Why not “architect?”

Why not use the term architect? Well, when I wrote about the role of the enterprise architect in that previous post, I described where the term “architect” comes from with respect to business, and how the idea of top-down systems design was applied (or, at least, attempted):

The use of the term “architecture” in this context comes, in part, from the idea that one can create a “blueprint” for how a business can run on technology. The “architect” is someone who looks at the materials available, interviews the “client” (aka the business) about desired form and functional outcomes, and engineers solutions to meet those needs.

As the corporation is a multi-”client” entity, the enterprise architect has been increasingly tasked with reconciling competing requirements to efficiently achieve form and function across the enterprise as a whole. To do this, enterprise architects were (and are) often granted control over large parts of how data, software and infrastructure are organized to efficiently address the greater good.

Of course, this attempt to elicit such centralized control has had, at the very least, mixed results. I’ve noticed some shift in the enterprise architect’s role from absolute control to informed guidance, but nonetheless the concept of top-down design has stuck at a number or organizations.

There are problems with that approach, however. As I had previously noted:

There is no way to precisely specify the design, implementation and integration of complex cloud-based application systems. So the role of the enterprise architect is no longer building and maintaining a stable computing model for the enterprise. In the age of computing as a single, global, complex system, that role has to shift.

To what? Clearly, there is the need for someone to watch over how individual applications, data sets and services evolve within the new world. There is a need for someone to guide the alignment of those software components with business needs.

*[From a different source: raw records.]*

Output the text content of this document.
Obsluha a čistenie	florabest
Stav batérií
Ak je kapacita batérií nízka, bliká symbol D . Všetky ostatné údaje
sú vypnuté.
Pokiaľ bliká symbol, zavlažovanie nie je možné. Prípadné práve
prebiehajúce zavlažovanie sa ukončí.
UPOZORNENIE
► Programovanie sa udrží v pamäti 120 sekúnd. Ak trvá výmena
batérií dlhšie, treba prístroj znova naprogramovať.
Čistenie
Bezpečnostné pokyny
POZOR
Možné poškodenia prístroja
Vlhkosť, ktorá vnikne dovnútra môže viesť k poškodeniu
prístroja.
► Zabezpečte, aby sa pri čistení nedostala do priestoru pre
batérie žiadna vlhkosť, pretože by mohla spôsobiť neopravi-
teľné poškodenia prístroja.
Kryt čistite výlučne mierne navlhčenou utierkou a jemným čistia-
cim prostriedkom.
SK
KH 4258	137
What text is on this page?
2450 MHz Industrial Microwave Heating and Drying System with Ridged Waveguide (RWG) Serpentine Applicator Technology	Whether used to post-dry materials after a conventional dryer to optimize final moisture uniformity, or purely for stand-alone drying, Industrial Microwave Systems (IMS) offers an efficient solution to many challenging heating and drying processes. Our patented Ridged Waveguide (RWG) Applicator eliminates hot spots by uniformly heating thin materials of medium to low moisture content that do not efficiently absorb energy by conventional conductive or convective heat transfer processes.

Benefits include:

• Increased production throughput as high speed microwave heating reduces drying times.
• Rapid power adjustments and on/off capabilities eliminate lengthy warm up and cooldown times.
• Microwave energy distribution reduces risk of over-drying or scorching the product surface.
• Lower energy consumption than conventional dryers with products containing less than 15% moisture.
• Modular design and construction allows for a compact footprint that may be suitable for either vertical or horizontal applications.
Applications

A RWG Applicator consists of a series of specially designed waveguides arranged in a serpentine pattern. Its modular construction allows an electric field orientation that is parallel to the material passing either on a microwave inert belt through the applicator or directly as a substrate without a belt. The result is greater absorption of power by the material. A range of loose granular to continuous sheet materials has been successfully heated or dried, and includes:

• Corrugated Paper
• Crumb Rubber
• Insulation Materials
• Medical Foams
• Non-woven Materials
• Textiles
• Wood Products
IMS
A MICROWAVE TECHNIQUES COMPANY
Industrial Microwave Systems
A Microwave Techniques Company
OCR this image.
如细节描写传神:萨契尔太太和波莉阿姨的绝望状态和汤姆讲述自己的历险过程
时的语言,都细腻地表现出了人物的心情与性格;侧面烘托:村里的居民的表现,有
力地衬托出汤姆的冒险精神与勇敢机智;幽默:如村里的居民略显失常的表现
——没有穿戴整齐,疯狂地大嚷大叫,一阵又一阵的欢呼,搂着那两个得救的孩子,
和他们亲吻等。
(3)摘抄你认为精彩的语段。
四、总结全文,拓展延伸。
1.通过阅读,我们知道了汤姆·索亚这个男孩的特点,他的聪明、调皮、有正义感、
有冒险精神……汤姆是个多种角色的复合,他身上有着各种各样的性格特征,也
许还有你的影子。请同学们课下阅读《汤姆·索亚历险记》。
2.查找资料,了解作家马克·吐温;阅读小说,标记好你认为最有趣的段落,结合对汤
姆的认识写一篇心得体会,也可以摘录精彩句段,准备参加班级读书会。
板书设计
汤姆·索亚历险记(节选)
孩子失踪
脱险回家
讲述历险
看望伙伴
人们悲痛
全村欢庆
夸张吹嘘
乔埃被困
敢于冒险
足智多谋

In businesses that are themselves complex, there are tremendous efficiencies to be gained by the smart application of IT. That element of the enterprise architect’s role doesn’t go away.

What does change are the skills needed to evaluate how business applications, data sets and services are going to interact—and survive—in a complex, adaptive systems environment. If developers are the DNA of software in the cloud, the enterprise architect becomes the immune system, encouraging the growth of systems that help the business thrive, and killing those that would cost the business.

So, the term “architect” really falls short of describing the complex systems nature of the modern enterprise and its information technology.

In reality, I’m not advocating that we suddenly change all enterprise architect business cards to read some specific term, like enterprise ecologist, but I am asking everyone to question whether the term architect is appropriate at the scale at which an enterprise architect works.

The days of the plotter diagrams showing exactly how everyone (and everything) should work together and dictating how information should flow within an organization are, in a real sense, over. I contend we have long since entered the era of measuring and influencing the way a system evolves on its own.